While corn leaders generally back the RFS, they will continue to discuss their position at future board meetings, Palkowitsh said. "It has become such an emotional issue," he added.
On Monday, Aug. 20, the EPA published a notice in the Federal Register opening a 30-day comment period on whether to grant a waiver. The agency has 90 days to reach a decision.
Weathers said he hoped regulators would stay the course on the RFS.
"Everything is cyclical," he said. "We'll have high livestock prices again, and then grains will be low."
He pointed to how much things had changed in just one year's time, with barge traffic now down to one lane on the shrinking Mississippi River.
"The Mississippi is lower than it's been in a hundred years, but last year it was flooding," he said.
Because so much of Colorado's corn crop is irrigated, the state is in a better position than many areas when it comes to corn supplies, Holly farmer Melcher said. While the Arkansas Valley is suffering from a shortage of surface water, he said some farmers in his area would still have "a decent crop."

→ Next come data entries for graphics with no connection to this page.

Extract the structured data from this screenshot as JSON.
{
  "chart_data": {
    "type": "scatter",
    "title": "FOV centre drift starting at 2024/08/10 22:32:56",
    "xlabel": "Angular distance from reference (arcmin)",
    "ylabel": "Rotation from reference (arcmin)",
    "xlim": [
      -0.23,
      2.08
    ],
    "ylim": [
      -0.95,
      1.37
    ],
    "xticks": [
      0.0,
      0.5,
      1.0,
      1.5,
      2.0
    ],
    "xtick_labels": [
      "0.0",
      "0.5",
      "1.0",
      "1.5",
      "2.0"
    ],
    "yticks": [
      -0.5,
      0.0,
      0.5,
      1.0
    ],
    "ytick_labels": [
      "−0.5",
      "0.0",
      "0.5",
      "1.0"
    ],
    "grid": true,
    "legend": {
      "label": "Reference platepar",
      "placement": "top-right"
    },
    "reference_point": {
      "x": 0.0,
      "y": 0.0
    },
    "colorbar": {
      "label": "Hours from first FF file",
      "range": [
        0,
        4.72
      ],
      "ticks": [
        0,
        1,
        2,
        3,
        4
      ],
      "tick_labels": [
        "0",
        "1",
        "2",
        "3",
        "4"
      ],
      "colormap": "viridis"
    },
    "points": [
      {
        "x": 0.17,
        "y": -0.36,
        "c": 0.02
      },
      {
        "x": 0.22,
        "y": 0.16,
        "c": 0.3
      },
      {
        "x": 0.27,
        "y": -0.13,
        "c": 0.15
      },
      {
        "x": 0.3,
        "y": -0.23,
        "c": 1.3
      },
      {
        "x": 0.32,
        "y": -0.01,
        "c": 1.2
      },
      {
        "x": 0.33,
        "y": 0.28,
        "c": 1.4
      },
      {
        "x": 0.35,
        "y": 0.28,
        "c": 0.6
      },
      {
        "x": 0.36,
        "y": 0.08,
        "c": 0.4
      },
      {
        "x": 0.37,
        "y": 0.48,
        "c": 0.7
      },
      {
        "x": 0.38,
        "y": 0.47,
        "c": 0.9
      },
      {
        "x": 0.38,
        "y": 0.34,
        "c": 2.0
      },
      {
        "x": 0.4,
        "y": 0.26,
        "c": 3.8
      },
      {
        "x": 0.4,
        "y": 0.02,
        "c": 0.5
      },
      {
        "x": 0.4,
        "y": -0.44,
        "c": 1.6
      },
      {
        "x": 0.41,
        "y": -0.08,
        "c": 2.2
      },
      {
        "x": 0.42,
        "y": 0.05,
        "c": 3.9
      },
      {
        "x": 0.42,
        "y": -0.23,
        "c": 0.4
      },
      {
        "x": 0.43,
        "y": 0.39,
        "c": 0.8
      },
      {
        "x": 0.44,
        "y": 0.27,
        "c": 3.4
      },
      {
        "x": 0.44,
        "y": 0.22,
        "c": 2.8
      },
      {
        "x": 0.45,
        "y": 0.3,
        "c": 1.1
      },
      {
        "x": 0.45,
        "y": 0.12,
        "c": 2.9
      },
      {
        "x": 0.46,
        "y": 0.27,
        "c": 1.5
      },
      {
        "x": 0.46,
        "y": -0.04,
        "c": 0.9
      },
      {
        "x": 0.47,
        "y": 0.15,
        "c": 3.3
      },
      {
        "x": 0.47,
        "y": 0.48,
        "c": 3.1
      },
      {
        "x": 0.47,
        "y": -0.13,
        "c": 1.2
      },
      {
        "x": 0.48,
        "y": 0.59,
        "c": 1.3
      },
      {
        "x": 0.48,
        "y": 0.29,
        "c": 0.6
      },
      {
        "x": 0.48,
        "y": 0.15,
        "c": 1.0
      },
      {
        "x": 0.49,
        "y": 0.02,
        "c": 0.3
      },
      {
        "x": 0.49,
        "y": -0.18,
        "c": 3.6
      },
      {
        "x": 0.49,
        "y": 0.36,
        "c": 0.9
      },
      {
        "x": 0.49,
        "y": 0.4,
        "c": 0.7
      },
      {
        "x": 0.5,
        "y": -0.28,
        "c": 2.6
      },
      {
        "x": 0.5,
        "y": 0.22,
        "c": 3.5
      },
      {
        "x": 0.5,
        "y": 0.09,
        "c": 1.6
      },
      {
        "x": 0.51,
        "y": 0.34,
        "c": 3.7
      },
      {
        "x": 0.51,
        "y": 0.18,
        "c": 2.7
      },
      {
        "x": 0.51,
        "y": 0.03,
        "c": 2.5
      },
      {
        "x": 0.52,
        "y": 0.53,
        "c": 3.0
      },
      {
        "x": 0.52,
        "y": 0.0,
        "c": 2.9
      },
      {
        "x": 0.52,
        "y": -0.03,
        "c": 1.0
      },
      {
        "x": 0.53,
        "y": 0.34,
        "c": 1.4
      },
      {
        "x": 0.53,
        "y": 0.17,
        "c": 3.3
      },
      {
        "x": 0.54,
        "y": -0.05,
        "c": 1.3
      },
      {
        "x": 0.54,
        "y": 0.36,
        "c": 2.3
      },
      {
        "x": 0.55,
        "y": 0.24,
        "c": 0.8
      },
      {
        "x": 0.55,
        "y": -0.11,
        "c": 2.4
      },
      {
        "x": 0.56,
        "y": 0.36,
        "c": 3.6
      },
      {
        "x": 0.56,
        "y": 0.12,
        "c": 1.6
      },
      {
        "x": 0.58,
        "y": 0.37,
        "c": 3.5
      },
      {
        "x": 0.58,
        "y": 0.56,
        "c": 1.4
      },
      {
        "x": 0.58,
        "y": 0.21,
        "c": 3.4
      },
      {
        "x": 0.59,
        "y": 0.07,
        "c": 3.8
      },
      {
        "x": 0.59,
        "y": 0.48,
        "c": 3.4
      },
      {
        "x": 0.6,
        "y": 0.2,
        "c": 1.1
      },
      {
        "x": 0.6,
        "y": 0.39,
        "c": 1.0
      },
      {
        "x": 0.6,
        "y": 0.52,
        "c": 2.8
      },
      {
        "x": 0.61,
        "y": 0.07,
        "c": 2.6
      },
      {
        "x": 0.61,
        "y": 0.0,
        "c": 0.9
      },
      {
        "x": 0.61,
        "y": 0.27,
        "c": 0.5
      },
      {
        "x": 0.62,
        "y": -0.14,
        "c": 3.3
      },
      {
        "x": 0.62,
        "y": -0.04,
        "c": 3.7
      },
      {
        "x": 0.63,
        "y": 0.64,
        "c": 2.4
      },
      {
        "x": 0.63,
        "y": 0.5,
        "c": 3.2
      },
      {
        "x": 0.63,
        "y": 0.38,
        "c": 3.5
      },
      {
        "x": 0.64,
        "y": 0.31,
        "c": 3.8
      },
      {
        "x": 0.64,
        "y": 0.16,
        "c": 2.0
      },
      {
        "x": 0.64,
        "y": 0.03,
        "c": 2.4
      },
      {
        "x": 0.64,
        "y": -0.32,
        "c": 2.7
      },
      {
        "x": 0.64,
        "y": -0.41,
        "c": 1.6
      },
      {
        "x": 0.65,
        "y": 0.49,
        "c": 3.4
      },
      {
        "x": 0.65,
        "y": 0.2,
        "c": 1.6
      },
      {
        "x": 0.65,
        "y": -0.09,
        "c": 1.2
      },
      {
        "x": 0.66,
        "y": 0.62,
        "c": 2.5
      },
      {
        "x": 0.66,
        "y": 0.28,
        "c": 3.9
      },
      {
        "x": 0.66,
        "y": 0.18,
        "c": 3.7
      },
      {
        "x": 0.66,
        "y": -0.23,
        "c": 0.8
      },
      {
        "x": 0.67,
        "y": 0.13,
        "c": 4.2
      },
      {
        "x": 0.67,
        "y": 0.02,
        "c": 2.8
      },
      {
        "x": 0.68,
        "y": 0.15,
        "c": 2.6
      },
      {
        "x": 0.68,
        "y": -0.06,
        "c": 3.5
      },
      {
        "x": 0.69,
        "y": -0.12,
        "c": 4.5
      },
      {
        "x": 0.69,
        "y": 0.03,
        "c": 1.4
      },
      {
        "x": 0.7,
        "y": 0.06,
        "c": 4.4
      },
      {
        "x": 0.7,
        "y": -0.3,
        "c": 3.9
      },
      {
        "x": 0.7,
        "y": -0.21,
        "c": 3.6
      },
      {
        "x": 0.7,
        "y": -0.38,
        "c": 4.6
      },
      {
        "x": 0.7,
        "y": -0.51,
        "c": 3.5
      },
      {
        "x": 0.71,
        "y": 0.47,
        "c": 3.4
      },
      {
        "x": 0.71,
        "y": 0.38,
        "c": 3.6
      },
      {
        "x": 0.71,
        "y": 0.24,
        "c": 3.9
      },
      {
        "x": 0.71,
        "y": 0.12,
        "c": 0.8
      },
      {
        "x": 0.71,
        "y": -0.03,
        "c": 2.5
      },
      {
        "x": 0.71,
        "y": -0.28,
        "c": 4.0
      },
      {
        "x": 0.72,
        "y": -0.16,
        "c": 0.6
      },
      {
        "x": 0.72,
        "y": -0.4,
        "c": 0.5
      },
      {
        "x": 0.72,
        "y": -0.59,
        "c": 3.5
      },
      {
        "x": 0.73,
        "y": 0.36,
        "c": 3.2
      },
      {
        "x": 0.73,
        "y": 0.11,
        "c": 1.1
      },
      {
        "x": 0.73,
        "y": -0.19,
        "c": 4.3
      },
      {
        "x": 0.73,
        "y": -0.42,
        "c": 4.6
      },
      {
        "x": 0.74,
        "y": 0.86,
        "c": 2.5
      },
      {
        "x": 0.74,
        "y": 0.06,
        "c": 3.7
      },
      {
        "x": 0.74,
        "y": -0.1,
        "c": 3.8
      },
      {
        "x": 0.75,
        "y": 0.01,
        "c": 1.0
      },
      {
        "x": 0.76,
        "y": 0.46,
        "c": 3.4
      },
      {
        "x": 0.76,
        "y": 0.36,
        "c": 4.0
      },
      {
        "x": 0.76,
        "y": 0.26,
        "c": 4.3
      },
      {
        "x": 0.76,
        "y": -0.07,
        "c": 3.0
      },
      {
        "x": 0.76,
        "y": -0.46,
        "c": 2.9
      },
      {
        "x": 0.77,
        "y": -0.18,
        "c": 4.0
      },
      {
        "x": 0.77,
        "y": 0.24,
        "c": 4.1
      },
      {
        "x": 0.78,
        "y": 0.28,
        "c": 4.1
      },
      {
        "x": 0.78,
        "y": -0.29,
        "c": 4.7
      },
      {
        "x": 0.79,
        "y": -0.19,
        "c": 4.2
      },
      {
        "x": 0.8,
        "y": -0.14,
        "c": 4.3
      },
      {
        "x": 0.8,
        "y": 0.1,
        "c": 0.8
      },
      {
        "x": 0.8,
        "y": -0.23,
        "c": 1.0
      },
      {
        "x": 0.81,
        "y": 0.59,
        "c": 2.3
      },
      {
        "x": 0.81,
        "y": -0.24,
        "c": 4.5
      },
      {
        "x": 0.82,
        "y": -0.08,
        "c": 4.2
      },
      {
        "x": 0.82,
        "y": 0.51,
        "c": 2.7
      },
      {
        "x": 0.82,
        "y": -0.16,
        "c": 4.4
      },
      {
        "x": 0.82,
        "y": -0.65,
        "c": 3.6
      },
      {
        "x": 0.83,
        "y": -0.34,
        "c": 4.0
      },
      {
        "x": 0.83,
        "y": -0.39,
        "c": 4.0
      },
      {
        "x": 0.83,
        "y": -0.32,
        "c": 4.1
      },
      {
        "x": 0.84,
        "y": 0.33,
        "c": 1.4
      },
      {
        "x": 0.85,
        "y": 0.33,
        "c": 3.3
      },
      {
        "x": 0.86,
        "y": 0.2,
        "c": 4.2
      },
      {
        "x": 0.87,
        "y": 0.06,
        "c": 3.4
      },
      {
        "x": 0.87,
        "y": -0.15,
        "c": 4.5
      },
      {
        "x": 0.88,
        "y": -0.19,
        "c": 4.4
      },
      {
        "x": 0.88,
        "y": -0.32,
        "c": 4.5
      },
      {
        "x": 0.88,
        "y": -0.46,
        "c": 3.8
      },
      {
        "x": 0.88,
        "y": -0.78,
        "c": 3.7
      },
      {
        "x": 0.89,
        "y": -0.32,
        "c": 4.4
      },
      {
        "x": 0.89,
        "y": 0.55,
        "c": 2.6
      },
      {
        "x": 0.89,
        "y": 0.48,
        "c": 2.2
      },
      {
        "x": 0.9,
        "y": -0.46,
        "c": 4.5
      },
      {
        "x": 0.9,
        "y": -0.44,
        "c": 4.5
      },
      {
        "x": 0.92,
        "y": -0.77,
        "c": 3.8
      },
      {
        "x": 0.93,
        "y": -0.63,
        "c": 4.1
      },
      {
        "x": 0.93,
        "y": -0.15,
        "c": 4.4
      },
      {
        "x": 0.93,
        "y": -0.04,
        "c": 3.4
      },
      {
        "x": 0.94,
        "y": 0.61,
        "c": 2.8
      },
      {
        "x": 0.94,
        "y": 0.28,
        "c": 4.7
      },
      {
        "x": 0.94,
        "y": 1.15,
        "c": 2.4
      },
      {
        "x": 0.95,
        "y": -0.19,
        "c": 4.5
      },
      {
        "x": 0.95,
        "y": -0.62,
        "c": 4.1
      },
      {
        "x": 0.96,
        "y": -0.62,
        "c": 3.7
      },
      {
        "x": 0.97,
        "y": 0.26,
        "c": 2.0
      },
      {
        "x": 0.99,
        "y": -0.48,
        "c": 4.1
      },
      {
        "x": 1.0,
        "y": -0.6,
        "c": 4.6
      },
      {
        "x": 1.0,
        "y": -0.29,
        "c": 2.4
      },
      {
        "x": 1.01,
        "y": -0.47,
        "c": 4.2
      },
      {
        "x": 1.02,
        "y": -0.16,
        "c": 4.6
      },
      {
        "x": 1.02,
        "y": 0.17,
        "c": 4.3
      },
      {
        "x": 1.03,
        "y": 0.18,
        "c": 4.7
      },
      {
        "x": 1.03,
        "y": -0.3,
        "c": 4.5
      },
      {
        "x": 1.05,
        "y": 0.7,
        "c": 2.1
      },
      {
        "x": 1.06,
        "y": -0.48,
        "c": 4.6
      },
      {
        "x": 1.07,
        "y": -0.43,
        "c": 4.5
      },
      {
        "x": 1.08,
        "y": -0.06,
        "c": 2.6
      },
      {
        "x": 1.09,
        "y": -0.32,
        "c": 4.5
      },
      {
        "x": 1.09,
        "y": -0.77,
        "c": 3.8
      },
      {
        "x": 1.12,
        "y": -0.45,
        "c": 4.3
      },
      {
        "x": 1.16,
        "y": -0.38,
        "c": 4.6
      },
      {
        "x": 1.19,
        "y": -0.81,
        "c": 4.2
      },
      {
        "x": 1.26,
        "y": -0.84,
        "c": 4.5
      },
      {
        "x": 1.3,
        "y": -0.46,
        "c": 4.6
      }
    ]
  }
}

As for the historically high corn prices, he said the benefits to corn farmers weren't as dramatic as they might at first appear.
"A lot of people have already contracted their corn for $4 or $5 a bushel, which means they either have to buy that contract back or buy the corn to fill that contract," he said. "Farmers never sell at the high, since the market is so volatile. It's hard to catch the top of the market, but that's what everybody sees."